Across civilizations, rivers—the Greek Styx, the Chinese River of Oblivion, and the Sumerian Hubur—have always been closely associated with death. Dala Nasser’s exhibition Adonis River, exploring rituals and ceremonial objects in mourning, is now on display at the Renaissance Society.
The motifs of Greek mythology and ritual are immediately evident as one steps into the Renaissance Society’s spacious gallery. To the left stands a column of wooden pillars and an L-shaped wooden lattice structure with dyed fabrics draped over them; to the right is a dome-like structure covered by fabric on top and at its sides. The column and lattice form the outline of a temple, while the dome is reminiscent of the cave in which Adonis and Aphrodite spent the night before his tragic death.
Nasser’s exhibition is grounded in the rich mythology of Adonis. Adonis, one of the paragons of male beauty in classical antiquity, was the mortal lover of Aphrodite. The grieving Aphrodite created the Adonia Festival to commemorate his death, and the annual ritual brought together the grieving women of ancient Athens. Even today, the Adonis River—now known as the Abraham River—is culturally significant as local people hang out the ill’s clothes as a prayer for their recovery.

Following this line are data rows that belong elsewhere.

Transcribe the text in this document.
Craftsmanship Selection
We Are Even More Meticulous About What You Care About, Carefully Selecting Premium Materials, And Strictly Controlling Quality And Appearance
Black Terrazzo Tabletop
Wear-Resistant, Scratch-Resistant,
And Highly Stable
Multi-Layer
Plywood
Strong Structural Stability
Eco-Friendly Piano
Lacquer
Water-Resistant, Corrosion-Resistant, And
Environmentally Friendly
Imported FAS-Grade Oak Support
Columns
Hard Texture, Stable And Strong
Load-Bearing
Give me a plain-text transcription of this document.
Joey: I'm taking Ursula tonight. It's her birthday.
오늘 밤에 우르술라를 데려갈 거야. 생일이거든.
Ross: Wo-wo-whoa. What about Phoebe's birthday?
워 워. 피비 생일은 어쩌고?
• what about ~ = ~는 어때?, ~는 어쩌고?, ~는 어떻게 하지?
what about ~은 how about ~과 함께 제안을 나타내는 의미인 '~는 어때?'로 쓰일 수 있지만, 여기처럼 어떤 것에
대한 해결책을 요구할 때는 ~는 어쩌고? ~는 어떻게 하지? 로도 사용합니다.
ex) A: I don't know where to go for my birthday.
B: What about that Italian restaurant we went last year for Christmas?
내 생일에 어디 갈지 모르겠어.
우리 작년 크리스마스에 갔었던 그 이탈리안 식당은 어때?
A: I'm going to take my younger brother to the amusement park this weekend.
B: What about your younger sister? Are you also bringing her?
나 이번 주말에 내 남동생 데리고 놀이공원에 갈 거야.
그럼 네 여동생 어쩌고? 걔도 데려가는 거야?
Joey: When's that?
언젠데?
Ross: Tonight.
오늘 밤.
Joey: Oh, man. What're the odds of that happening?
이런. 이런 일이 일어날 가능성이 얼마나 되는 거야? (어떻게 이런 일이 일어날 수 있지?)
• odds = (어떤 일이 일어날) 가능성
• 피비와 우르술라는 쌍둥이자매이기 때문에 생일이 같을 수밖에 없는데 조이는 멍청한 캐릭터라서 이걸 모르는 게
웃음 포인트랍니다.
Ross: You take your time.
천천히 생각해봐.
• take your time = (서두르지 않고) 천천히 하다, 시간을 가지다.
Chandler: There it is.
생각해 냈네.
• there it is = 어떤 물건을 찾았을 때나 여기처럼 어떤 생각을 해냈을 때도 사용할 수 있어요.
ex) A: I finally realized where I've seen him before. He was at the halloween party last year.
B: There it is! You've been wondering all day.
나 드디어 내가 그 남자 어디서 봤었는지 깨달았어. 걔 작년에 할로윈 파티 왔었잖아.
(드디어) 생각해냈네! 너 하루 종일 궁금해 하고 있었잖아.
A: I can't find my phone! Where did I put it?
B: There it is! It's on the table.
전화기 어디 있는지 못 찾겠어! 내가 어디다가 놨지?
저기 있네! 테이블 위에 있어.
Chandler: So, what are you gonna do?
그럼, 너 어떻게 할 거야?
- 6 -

Nasser painted the fabrics on-site at the Abraham River, mixing the iron-oxide-rich local clay with ash to produce subdued, layered hues, before washing the fabrics in the river water to produce flowing strokes. The pebbles and bits of clay scattered over the fabrics, adding variation to their texture. The fabric’s earthy redness simultaneously evokes Adonis’s blood flowing into the river waters, and the clay-rich soil of the valley that feeds the river and its tributaries. Blue-gray tones recall the shrouds displayed during mourning rituals like Ashura, a Shia Muslim day of commemoration that Nasser has referenced in her previous works.
One is continually reminded that this is a space for mourning through the consistent references to Adonis, and the sheer height of the exhibition, taking full advantage of the Renaissance Society’s expansive space, imposes a sense of somberness unto the viewer. This atmosphere of solemnity is heightened by the sound piece that accompanies the installation: in collaboration with artist Mhamad Safa, Nasser recorded mourning prayers and slowed them down by 40 times, and the composition is played on loop in the exhibition space. It starts off so soft that one hardly notices it—you get a small surprise when it crescendos, and then it becomes impossible for you to not notice it.
The prayers are slowed down by so much that you cannot make out what is being said, but as they echo around the room, you become completely immersed in this ritual of mourning that transcends time and space: it manifests in different forms, it is performed by different people, but its essence—an act of remembrance—endures. Thousands of years ago, people commemorated the death of a mythological figure at a river in Lebanon; Nasser invites her audience to step into an abstraction of that same world, here and now.
Adonis River is on display at the Renaissance Society through November 26, 2023.